Blind sharks feed on small fish, cuttlefish, sea anemones, and crustaceans. The female retains the eggs in her body until they hatch (ovoviviparity), during which time the embryos feed solely on the egg yolk.

==Species==
Two extant species in this genus are recognized:
- Brachaelurus colcloughi Ogilby, 1908 (bluegrey carpetshark)
- Brachaelurus waddi Bloch & J. G. Schneider, 1801 (blind shark)

At least one species is present in the fossil record:
- Brachaelurus estesi (Herman, 1977)

==In aquaria==
Both the blind shark and the Coclough's shark have been successfully kept in home aquaria. In captivity, they can live to be 20 years old. They are well suited because of their small adult sizes and "predilection for tight spaces". However, they are inactive during the daytime and spend most of the daylight hours hiding in artificial caves.
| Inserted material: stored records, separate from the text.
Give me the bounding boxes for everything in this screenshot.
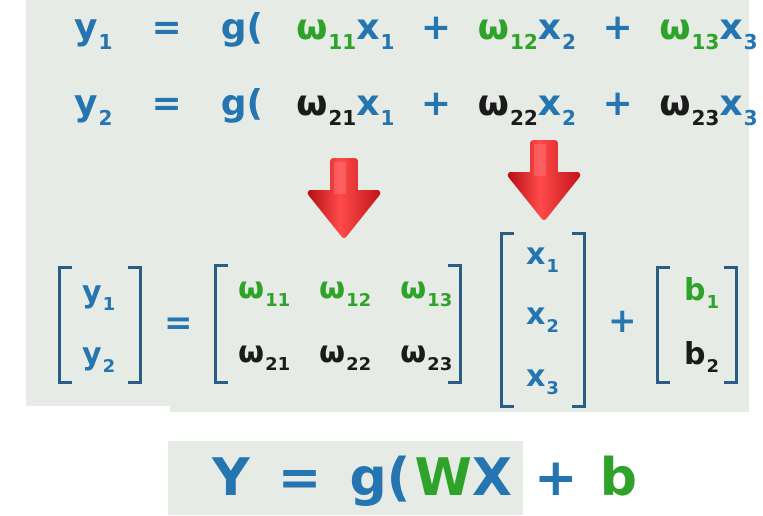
weight-matrix-left-bracket <box>214 264 228 384</box>
function-g: g( <box>220 7 263 48</box>
weight-symbol: ω <box>319 335 346 370</box>
weight-matrix-row-1: ω11 ω12 ω13 <box>238 271 452 310</box>
weight-subscript: 13 <box>691 30 720 54</box>
plus-sign: + <box>420 7 452 48</box>
compact-plus-sign: + <box>534 448 578 508</box>
equation-panel <box>26 0 749 412</box>
equals-sign: = <box>151 7 182 48</box>
W-symbol: W <box>414 448 472 508</box>
weight-symbol: ω <box>400 335 427 370</box>
x-subscript: 3 <box>546 378 559 399</box>
weight-symbol: ω <box>400 271 427 306</box>
lhs-subscript: 1 <box>98 30 113 54</box>
y-symbol: y <box>82 275 102 310</box>
plus-sign: + <box>602 7 633 48</box>
weight-matrix-right-bracket <box>448 264 462 384</box>
x-symbol: x <box>526 297 546 332</box>
y-vector-right-bracket <box>128 266 142 384</box>
bias-symbol: b <box>684 337 706 372</box>
lhs-symbol: y <box>74 83 98 124</box>
x-subscript: 2 <box>562 106 576 130</box>
y-vector-entry: y2 <box>82 337 115 376</box>
x-subscript: 3 <box>743 106 758 130</box>
compact-equals-sign: = <box>277 448 322 508</box>
weight-symbol: ω <box>238 335 265 370</box>
weight-symbol: ω <box>659 83 691 124</box>
compact-function-g: g( <box>349 448 411 508</box>
down-arrow-icon <box>307 158 381 238</box>
weight-symbol: ω <box>477 83 509 124</box>
x-vector-entry: x2 <box>526 297 559 336</box>
x-subscript: 2 <box>562 30 576 54</box>
weight-symbol: ω <box>659 7 691 48</box>
lhs-subscript: 2 <box>98 106 113 130</box>
compact-equation: Y = g(WX + b <box>212 452 637 504</box>
y-symbol: y <box>82 337 102 372</box>
x-symbol: x <box>719 7 743 48</box>
y-vector-left-bracket <box>58 266 72 384</box>
matrix-plus-sign: + <box>608 301 637 341</box>
x-symbol: x <box>356 7 380 48</box>
x-symbol: x <box>356 83 380 124</box>
weight-matrix-row-2: ω21 ω22 ω23 <box>238 335 452 374</box>
weight-symbol: ω <box>296 7 328 48</box>
x-subscript: 2 <box>546 316 559 337</box>
weight-subscript: 23 <box>427 354 453 375</box>
equals-sign: = <box>151 83 182 124</box>
bias-vector-entry: b2 <box>684 337 719 376</box>
bias-vector-left-bracket <box>656 266 670 384</box>
weight-subscript: 23 <box>691 106 720 130</box>
matrix-equals-sign: = <box>164 303 193 343</box>
X-symbol: X <box>471 448 512 508</box>
y-vector-entry: y1 <box>82 275 115 314</box>
weight-symbol: ω <box>319 271 346 306</box>
x-symbol: x <box>526 237 546 272</box>
x-vector-left-bracket <box>500 232 514 408</box>
bias-vector-entry: b1 <box>684 273 719 312</box>
x-vector-right-bracket <box>572 232 586 408</box>
x-subscript: 1 <box>546 256 559 277</box>
weight-subscript: 11 <box>328 30 357 54</box>
weight-subscript: 21 <box>265 354 291 375</box>
weight-symbol: ω <box>238 271 265 306</box>
weight-subscript: 12 <box>346 290 372 311</box>
weight-subscript: 22 <box>346 354 372 375</box>
weight-symbol: ω <box>296 83 328 124</box>
bias-symbol: b <box>684 273 706 308</box>
down-arrow-icon <box>507 140 581 220</box>
equation-line-2: y2 = g( ω21x1 + ω22x2 + ω23x3 + b2 ) <box>74 83 763 129</box>
bias-vector-right-bracket <box>724 266 738 384</box>
function-g: g( <box>220 83 263 124</box>
weight-subscript: 22 <box>509 106 538 130</box>
x-symbol: x <box>719 83 743 124</box>
compact-equation-panel <box>168 441 523 515</box>
x-symbol: x <box>537 7 562 48</box>
x-subscript: 1 <box>380 30 395 54</box>
weight-subscript: 11 <box>265 290 291 311</box>
equation-line-1: y1 = g( ω11x1 + ω12x2 + ω13x3 + b1 ) <box>74 7 763 53</box>
bias-subscript: 1 <box>706 292 720 313</box>
weight-subscript: 12 <box>509 30 538 54</box>
y-subscript: 1 <box>102 294 116 315</box>
x-vector-entry: x3 <box>526 359 559 398</box>
weight-symbol: ω <box>477 7 509 48</box>
x-vector-entry: x1 <box>526 237 559 276</box>
x-subscript: 3 <box>743 30 758 54</box>
plus-sign: + <box>602 83 633 124</box>
x-symbol: x <box>537 83 562 124</box>
panel-notch <box>0 406 170 416</box>
y-subscript: 2 <box>102 356 116 377</box>
x-subscript: 1 <box>380 106 395 130</box>
b-symbol: b <box>599 448 637 508</box>
x-symbol: x <box>526 359 546 394</box>
Y-symbol: Y <box>212 448 250 508</box>
bias-subscript: 2 <box>706 356 720 377</box>
weight-subscript: 21 <box>328 106 357 130</box>
plus-sign: + <box>420 83 452 124</box>
lhs-symbol: y <box>74 7 98 48</box>
weight-subscript: 13 <box>427 290 453 311</box>
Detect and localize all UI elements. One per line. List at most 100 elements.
Brachaelurids have been successfully reared in home aquaria on diets of fresh and frozen seafood fed three times weekly. Waters at 64-76 F have been found to be most conducive to the health of these fish. Brachaelurids have been known to consume any of their tankmates that can be successfully swallowed. Blind sharks have been induced to breed in captivity. The Sydney Aquarium has successfully maintained an entire breeding colony of blind sharks.